We all know that change is a part of life but this knowledge alone doesn’t prepare us for how to deal with change, especially when it adversely affects our lives.

And like so many other parts of life, when it comes to hearing loss, there are no step-by-step instructions telling you exactly how to adjust.

The truth is that hearing loss brings change in virtually every area of life and for many people that fact can be overwhelming.

But it doesn’t have to be that way.

While it is true that there is no handbook on how to deal with hearing loss, there are certain things you can do to help yourself as you process and adapt to a new way of life.

When these things are applied with regularity, they can greatly reduce the length of the adjustment period and even lessen its severity.
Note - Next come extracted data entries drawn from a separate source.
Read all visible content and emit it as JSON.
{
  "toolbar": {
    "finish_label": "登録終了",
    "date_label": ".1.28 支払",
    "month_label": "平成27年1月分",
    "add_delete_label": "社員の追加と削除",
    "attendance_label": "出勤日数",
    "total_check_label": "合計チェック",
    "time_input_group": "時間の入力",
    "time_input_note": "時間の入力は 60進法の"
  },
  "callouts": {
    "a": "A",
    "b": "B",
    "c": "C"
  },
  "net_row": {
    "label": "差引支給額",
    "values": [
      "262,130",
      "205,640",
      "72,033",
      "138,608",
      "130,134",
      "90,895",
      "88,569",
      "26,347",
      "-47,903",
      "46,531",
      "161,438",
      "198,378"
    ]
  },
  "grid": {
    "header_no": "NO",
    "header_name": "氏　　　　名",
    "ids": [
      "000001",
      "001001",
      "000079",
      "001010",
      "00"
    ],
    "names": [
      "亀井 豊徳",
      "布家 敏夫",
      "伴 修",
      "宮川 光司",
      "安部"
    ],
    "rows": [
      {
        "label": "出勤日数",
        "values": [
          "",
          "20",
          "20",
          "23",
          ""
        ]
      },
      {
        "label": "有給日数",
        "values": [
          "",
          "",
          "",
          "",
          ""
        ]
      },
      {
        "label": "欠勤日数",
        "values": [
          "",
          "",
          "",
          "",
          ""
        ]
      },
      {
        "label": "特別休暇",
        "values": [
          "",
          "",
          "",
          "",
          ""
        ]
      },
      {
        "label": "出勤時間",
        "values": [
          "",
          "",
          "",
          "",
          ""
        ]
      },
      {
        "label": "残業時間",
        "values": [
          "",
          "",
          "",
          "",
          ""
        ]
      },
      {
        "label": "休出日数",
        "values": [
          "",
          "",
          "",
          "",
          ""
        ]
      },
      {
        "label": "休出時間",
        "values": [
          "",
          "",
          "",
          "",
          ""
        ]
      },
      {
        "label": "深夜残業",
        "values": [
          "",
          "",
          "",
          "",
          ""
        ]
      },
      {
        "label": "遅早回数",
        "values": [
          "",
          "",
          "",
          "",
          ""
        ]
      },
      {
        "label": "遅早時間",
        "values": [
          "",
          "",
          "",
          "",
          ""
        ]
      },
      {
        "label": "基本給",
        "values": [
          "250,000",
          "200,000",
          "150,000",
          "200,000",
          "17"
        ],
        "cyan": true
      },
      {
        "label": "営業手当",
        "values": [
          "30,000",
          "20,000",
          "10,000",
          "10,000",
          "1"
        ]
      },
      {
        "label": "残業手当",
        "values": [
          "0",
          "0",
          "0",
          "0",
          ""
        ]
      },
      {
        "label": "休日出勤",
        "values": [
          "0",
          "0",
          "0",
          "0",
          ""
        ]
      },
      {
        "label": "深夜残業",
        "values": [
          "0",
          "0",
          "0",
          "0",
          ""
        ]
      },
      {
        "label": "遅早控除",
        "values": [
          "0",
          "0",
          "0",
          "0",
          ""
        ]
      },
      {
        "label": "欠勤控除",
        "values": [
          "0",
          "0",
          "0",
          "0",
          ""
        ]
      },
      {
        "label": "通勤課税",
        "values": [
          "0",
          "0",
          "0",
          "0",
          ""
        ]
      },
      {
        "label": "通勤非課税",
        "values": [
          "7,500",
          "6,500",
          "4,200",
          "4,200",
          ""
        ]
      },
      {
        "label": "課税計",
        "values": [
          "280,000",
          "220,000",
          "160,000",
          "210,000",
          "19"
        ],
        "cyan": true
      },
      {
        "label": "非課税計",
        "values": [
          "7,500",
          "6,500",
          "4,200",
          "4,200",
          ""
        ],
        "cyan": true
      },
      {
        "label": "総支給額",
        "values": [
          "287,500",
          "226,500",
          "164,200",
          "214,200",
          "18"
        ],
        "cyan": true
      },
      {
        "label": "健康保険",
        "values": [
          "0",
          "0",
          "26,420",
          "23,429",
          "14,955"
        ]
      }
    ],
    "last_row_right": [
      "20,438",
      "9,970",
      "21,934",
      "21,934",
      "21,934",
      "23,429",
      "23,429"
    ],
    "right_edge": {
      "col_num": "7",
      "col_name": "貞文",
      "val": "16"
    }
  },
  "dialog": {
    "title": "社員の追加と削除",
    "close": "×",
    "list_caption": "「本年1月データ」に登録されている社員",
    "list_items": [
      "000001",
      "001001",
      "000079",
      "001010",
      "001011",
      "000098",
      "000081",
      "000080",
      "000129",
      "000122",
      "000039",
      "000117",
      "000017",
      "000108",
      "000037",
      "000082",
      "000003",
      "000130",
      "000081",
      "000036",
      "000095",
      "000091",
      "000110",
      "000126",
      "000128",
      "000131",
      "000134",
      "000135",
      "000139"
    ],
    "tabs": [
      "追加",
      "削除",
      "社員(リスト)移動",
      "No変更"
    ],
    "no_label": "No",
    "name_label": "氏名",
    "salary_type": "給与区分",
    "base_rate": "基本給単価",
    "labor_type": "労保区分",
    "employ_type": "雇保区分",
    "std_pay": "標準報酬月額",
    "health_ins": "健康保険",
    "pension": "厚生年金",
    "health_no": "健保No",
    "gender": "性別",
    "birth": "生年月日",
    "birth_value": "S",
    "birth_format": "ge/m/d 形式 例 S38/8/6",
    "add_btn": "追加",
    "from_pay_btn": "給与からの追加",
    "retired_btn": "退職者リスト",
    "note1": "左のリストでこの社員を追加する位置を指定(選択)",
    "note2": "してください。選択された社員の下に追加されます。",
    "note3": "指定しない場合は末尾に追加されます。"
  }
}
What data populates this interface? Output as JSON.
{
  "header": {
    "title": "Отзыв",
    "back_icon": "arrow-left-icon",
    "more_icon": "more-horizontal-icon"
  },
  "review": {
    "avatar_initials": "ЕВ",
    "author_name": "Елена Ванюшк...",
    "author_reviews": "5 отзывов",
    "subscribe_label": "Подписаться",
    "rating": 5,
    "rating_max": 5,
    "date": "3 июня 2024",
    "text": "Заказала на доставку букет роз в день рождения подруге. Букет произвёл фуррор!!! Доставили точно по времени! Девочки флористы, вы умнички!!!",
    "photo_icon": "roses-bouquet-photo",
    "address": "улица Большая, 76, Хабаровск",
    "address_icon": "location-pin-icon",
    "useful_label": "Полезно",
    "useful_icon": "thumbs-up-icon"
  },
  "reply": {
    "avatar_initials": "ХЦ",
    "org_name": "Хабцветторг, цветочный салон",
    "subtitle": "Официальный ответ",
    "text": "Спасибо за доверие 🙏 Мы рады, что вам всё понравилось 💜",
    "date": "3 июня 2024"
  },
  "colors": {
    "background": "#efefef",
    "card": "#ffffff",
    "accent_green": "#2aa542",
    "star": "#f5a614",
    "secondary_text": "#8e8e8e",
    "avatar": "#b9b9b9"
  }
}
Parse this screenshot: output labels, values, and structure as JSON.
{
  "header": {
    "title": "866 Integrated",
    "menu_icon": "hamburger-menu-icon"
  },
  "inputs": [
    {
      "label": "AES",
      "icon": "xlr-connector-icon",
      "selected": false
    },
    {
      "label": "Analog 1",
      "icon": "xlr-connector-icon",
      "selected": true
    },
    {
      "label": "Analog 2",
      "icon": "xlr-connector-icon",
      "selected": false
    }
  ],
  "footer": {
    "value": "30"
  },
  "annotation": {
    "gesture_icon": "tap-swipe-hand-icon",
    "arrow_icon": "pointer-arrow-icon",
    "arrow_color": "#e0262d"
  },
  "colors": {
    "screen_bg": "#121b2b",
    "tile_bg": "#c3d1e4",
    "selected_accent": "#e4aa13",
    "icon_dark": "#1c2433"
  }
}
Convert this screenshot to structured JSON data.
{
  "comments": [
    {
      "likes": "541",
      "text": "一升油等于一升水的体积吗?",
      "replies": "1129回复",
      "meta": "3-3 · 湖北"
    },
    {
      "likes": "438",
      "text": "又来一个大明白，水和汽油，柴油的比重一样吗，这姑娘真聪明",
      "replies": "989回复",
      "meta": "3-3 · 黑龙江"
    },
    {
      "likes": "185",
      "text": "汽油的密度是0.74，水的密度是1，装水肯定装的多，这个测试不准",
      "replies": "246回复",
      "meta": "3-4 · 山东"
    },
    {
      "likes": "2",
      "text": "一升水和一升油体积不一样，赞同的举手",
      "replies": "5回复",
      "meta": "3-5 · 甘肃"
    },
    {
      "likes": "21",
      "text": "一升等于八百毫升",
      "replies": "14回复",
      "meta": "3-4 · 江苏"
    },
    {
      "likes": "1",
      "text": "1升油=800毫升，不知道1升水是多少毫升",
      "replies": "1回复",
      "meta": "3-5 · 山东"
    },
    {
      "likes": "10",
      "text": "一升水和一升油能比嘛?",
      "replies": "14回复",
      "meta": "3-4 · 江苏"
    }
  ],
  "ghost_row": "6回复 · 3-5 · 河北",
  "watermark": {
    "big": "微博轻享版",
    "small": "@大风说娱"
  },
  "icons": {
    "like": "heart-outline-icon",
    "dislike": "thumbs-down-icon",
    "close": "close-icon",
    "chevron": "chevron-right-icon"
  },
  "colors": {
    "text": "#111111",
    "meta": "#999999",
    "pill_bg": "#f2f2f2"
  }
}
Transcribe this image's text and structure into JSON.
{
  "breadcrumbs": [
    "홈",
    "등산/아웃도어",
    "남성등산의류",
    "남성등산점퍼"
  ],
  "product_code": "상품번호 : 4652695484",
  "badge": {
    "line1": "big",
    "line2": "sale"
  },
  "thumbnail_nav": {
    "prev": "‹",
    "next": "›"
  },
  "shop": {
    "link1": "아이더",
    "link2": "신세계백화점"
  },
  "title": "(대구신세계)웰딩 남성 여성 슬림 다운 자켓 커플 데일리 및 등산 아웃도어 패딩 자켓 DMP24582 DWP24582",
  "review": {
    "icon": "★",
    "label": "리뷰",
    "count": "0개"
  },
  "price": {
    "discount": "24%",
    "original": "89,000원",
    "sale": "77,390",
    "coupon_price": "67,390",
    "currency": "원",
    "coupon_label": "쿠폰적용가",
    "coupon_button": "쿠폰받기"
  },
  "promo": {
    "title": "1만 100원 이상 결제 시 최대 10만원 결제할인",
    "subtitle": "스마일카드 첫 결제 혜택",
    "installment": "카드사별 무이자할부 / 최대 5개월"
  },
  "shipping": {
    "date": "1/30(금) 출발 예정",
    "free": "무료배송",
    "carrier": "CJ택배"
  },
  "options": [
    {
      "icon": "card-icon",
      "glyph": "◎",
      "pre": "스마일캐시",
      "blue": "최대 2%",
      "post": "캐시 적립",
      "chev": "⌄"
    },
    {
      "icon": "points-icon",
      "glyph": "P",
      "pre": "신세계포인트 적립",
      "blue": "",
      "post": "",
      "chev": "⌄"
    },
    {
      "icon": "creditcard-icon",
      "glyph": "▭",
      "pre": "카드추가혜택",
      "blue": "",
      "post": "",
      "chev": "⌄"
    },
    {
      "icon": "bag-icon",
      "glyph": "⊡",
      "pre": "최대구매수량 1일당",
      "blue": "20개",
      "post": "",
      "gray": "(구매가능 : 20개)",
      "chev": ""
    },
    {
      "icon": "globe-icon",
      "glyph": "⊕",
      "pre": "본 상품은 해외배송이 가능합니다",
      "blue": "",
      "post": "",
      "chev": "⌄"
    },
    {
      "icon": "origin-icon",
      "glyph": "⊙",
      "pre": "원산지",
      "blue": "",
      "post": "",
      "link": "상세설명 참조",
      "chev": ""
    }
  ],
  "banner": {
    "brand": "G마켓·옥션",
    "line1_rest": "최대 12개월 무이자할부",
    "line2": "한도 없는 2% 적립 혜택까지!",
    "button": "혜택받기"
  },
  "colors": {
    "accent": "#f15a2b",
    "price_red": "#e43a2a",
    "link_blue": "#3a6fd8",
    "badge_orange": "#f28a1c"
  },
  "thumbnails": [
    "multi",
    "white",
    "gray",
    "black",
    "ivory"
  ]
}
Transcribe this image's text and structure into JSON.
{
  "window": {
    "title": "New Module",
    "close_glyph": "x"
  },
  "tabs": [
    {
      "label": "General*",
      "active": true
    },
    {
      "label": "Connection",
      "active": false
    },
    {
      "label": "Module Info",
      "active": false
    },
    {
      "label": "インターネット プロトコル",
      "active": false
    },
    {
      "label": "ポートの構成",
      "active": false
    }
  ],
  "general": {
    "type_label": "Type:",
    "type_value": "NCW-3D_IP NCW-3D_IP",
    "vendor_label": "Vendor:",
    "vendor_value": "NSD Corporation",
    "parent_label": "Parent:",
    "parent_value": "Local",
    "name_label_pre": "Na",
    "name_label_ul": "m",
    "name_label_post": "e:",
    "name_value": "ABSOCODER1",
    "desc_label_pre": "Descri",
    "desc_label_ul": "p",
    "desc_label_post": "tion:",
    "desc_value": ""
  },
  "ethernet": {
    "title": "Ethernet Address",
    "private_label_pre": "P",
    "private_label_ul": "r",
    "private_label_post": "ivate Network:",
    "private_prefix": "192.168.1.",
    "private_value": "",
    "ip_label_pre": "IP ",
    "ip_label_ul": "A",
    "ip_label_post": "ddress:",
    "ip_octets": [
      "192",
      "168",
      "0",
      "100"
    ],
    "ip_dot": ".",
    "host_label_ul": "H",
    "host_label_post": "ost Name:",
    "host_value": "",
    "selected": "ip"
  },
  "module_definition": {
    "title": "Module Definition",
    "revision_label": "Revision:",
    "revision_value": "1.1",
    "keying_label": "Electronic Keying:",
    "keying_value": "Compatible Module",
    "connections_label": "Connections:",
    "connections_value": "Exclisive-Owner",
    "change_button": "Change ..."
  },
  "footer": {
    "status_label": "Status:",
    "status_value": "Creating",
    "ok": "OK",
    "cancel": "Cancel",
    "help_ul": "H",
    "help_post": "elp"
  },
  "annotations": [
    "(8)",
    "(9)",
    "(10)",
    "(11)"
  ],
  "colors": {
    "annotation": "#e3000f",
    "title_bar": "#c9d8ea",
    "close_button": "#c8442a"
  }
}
Over the next couple of blog posts, we want to take the time to discuss some of these very practical and very beneficial methods of coping.

The first and maybe the most important thing you can do is to allow yourself to grieve.

Let’s be clear, it is not wrong to grieve your hearing loss – it is natural and healthy.

Think of it like this…

When a friend or relative dies, no one thinks it’s strange if your grieve. You have lost someone important to you and it is both appropriate and healthy to mourn that fact.

Likewise, when you experience hearing loss, you lose the ability to communicate easily and naturally.

The things you once took for granted are now difficult and certain simple pleasures you once experienced have become a source of stress.

Again, it is good and right for you to mourn these things and acknowledge your pain to family, friends, a counselor or clergy person.

The last thing you should do to allow your hurt and sense of loss to turn inwards. When this happens, it leads to self-pity and bitterness, both of which are incredibly harmful to your overall health and well-being.

When you allow yourself to grieve, you can turn a difficult experience into something positive and eventually help others as they navigate the reality of hearing loss.

Be patient with yourself, give yourself a large amount of grace, and make room to express the truth of how you are feeling. If you do these things, you will find yourself adjusting in the healthiest way possible.

We refuse to settle for less than the best and we hope you will do the same.